What Rumsfeld didn't admit to Wilson and his fellow soldiers is that he is fully responsible for the "Army you have," especially as it relates to heavy armor. A stated objective of Rumsfeld's tenure has been to move the Army away from ponderous forces and toward lighter, more easily deployable units--as in 2002, when he cut funding for the 70-ton Abrams tank, which currently rolls through the streets of Baghdad. Just this week, Rumsfeld reiterated to The Wall Street Journal that the military "simply has to be much more facile and agile." Luckily for the country, Bush recently asked Rumsfeld to stay at the Pentagon's helm for another four years. As for anyone concerned about the safety of our troops, we'll see you down at the scrapyard.

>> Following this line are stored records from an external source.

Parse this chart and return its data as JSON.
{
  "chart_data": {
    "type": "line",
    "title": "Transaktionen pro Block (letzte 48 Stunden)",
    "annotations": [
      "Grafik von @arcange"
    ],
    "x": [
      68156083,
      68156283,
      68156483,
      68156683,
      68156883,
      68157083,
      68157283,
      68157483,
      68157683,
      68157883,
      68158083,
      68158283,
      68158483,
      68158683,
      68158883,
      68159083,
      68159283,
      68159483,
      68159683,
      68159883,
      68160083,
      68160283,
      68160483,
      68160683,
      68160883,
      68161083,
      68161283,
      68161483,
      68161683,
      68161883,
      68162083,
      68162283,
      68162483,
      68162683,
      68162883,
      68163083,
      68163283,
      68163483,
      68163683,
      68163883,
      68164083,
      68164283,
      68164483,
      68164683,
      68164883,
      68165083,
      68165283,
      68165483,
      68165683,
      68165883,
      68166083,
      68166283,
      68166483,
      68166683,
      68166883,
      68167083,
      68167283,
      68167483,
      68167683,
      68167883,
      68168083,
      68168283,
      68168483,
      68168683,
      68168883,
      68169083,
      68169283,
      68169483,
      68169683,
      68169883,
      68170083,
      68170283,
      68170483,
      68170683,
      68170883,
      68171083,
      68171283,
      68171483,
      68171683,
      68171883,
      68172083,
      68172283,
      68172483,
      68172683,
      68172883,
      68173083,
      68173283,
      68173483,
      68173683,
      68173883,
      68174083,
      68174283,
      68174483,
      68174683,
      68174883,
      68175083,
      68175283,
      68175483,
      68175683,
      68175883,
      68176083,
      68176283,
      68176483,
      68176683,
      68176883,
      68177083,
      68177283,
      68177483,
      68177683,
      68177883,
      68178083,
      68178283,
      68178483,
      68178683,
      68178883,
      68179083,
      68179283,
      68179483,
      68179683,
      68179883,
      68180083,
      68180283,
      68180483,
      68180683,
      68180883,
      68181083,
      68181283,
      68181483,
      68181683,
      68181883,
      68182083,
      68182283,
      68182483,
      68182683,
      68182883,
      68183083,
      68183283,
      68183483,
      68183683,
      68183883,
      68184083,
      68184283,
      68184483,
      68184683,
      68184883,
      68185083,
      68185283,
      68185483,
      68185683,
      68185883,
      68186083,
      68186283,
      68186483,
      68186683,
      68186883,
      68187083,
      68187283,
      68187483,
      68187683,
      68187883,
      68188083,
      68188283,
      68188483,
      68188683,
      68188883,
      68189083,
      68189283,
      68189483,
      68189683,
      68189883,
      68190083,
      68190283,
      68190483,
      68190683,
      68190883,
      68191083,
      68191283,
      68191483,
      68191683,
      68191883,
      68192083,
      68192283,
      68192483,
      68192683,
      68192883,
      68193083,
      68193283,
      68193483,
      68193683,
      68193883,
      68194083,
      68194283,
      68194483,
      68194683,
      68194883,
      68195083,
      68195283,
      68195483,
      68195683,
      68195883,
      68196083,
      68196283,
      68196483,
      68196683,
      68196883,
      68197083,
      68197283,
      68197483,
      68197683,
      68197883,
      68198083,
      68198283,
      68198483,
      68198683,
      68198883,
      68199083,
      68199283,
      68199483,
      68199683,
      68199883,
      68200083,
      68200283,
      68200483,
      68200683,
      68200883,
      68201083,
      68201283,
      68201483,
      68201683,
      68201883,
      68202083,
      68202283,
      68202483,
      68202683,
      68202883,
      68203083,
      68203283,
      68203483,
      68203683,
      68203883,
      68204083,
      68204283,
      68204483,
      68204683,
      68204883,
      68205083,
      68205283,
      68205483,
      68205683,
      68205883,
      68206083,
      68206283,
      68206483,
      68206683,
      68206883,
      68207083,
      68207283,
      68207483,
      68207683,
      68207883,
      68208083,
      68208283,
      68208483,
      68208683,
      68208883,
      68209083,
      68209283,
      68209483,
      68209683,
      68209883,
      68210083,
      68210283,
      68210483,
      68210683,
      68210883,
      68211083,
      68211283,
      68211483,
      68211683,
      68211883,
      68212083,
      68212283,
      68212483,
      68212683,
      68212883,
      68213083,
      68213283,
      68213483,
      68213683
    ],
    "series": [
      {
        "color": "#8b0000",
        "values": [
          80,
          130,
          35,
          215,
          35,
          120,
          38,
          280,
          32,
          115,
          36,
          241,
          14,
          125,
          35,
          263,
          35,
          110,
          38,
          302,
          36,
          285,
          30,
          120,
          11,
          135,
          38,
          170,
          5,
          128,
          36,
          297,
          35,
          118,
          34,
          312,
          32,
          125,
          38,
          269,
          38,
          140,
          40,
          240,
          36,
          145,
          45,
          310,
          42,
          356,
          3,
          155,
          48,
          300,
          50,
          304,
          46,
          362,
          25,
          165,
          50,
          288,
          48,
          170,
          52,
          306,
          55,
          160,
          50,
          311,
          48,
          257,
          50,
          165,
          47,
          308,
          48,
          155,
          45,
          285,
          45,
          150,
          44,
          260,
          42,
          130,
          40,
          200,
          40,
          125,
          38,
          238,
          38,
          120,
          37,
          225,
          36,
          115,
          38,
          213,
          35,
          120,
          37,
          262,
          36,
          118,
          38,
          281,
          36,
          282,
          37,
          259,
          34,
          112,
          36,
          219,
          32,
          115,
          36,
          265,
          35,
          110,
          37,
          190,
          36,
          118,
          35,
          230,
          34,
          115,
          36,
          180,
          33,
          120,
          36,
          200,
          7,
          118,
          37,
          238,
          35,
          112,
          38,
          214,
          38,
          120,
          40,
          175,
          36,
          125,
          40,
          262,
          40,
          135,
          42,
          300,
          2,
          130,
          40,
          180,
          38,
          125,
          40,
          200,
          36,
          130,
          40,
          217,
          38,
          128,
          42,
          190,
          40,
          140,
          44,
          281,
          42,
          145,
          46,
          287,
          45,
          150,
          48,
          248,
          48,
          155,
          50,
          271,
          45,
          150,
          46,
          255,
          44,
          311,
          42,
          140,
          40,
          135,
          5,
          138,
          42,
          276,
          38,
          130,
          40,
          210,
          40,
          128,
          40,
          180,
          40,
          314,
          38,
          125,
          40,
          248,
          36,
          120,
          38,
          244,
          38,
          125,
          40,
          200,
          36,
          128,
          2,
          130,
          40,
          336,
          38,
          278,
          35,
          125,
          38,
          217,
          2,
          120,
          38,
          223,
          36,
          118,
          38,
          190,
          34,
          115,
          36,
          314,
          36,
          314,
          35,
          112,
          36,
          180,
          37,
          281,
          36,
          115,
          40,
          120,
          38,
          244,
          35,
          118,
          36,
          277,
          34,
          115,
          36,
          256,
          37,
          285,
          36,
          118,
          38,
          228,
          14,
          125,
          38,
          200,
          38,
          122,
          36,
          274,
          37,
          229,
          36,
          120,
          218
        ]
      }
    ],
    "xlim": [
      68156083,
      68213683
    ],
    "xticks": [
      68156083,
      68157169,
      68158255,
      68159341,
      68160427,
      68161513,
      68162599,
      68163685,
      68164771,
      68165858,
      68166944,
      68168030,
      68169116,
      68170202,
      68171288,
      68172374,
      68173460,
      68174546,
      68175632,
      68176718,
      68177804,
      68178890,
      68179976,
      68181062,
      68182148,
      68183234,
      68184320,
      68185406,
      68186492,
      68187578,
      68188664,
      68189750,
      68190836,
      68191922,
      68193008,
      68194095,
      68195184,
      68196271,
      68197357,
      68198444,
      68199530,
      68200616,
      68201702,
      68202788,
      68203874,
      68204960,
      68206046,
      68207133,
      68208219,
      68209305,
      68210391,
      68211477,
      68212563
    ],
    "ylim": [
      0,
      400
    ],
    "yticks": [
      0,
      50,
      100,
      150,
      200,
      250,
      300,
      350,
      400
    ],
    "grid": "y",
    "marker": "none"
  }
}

DEPARTMENT OF THINGS WE FIND IMPOSSIBLE TO BELIEVE
"I CAN SAY WITHOUT equivocation: This president has been pretty heavily influenced by economic theory," --Glenn Hubbard, quoted in The Washington Post, December 3 DEPARTMENT OF CONGRATULATIONS Congratulations to tnr foreign correspondent Massoud Ansari, who also works for Pakistan's Newsline magazine, on winning the 2004 Reuters-iucn Media Award for excellence in environmental reporting for his stories about an oil spill along the Karachi coast. In addition, Ansari, for a second consecutive year, received the coveted All Pakistan Newspaper Society award for his investigative reporting.